Revisitamos un clásico que evoluciona sin perder sus célebres orígenes Ayer, hoy, siempre… Zalacaín
Más de 40 años avalan a uno de los iconos de la restauración madrileña por excelencia. Y por mucho que tantos otros aboguen por la vuelta a lo clásico, lo cierto es que para clásicos, pocos como Zalacaín.
En Zalacaín todo es refinado, todo es detalle y todo es delicia, desde que se cruzan sus puertas en la calle Álvarez de Baena. Empezando por el recibimiento, siguiendo por el código de vestimenta exigido, pasando por el exquisito y personalizado servicio y terminando, por supuesto, por su maravillosa cocina. No importa que perdiera la Estrella porque sigue brillando igual.
Entrar en este templo capitalino es viajar en el tiempo y revivir de nuevo ese formalismo extinto de los restaurantes de lujo de antaño, esa sofisticación y elegancia con cierto aroma a naftalina que hoy es, por desgracia, casi una reliquia. Zalacaín lo mantiene en gran parte gracias a un equipo humano que le acompaña desde hace años y que mima a la clientela más fiel como si de sus propios invitados se tratase.
También a la nueva, que la hay. También a los más jóvenes que nos aventuramos a descubrir esos referentes de generaciones pasadas, y que nos sorprendemos al encontrarlos repletos a diario, dejando claro que lo bueno gusta porque es bueno, sencillamente.
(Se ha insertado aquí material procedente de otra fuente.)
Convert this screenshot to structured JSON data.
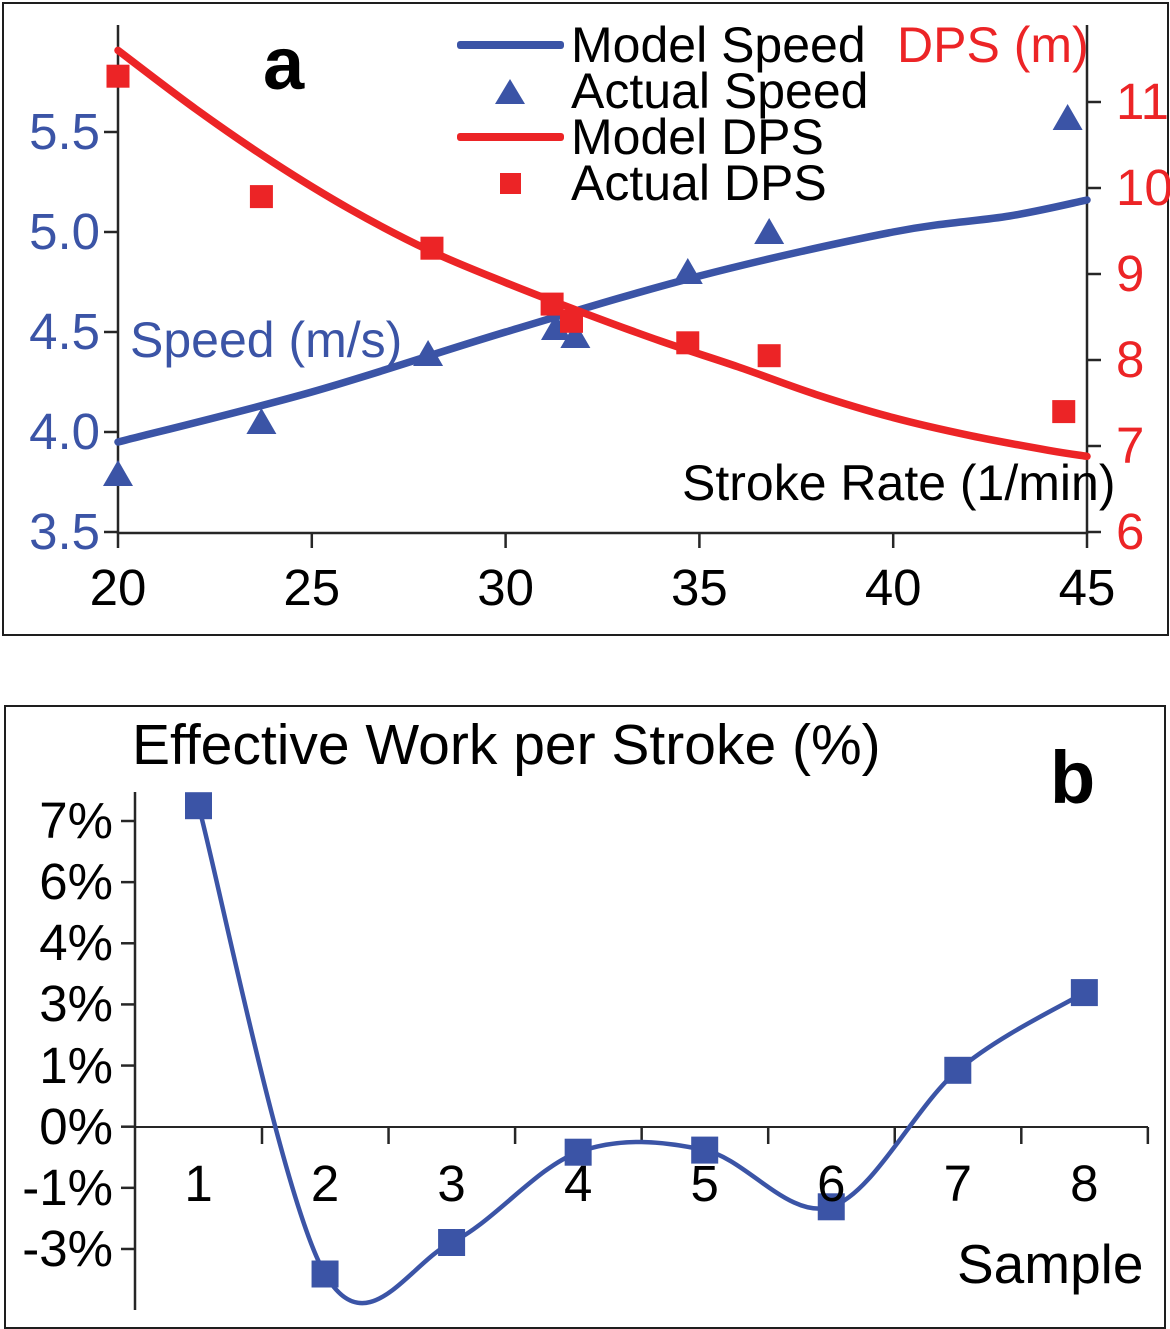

Zalacaín, por suerte, ha sabido evolucionar con los tiempos. Aunque no haya perdido su encantadora esencia ha sabido combinarla con lo que el presente depara. Y he aquí la clave de su éxito. La prueba patente es el último cambio de temporada, reflejado en una carta primaveral y estival que se impregna de nuevos aires sin perder nunca de vista sus orígenes.
Esta pequeña transformación es fruto de la investigación, la prospección, el viaje. De otras culturas gastronómicas han traído nuevos ingredientes que el público reclama, preparaciones más ligeras, más sutiles quizá. Un carpaccio de bacalao con quínoa y pochas, un bogavante guisado con carillas y pimentón en su jugo o un minimalista huevo mollet con crema de guisantes, hongos y caviar, de influencia nipona, son algunos claros ejemplos que quedan aún más patentes si nos decantamos, como hicimos, por un menú que funde estos platos con esos otros pasados que se recuerdan y recuperan, algunos como la lasaña gratinada de hongos e hígado de oca y la manita de cerdo rellena de setas y cordero a la mostaza antigua. Y por favor, que no falten unas patatas suflé.
Con ellas, con todo, con imprescindibles y con novedades, con un demostrado “savoir faire” Zalacaín conquistó, conquista y seguro lo seguirá haciendo. Ayer, hoy y siempre.